A third of road deaths and a fifth of serious injuries are sustained in collisions involving a working driver or rider, according to a new University College London (UCL) report.

Of 520 fatalities recorded by the police in 2018 from road collisions involving a working driver/rider, 432 (83 percent) of these were other road users. Working drivers and their passengers accounted for 88 fatalities (17 percent).

Between 2011 and 2018, 39 percent of pedestrians killed in Great Britain were hit by a working driver; someone driving as part of their job, rather than commuting to work.
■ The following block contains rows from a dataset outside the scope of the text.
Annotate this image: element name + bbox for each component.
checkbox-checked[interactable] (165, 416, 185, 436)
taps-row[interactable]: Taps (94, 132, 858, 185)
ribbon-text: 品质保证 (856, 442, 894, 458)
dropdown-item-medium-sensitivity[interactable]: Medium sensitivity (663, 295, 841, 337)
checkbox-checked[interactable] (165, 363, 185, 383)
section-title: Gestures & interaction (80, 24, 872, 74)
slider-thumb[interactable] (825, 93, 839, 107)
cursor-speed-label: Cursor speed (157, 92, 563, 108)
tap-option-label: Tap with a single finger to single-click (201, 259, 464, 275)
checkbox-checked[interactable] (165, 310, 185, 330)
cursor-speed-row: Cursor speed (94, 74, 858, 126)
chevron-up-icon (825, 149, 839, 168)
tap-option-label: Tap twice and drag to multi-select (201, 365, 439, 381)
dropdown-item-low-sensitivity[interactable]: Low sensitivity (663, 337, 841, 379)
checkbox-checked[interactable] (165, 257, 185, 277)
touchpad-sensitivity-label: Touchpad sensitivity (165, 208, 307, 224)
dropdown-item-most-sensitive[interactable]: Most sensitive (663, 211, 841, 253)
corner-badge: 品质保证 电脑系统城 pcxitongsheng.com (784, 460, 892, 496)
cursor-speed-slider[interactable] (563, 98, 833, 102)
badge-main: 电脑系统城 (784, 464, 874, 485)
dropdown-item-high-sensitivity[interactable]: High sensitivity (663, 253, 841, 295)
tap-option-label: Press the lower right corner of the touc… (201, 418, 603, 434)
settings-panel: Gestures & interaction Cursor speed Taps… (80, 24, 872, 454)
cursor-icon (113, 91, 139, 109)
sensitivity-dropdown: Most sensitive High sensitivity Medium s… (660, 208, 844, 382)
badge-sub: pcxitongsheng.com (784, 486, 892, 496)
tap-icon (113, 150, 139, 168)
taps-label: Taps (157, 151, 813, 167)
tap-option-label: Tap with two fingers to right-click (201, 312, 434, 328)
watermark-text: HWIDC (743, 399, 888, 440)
“Our research shows that people who drive for work pose a serious risk to others, especially pedestrians,” said Professor Nicola Christie, UCL Transport Studies. “This is a worrying situation because of the rise in van traffic and last mile deliveries as we increasingly shop online, particularly since the start of the pandemic.

“There is a clear role for the Government to lead on initiatives to bring the management of risk to the attention of employers and the self-employed, and reduce this burden to individuals and society.”

The researchers from the UCL Centre for Transport Studies and transport safety and behaviour consultants Agilysis estimated that vans each drive around 12,800 miles per year, equating to 15.4 percent of all vehicle mileage. A fifth of these miles (20 percent) are driven on minor urban roads.

The report also highlights that vans and drivers are not subject to the same strict regulation of driver training, restrictions on driving hours and roadworthiness testing as HGVs, buses and coaches.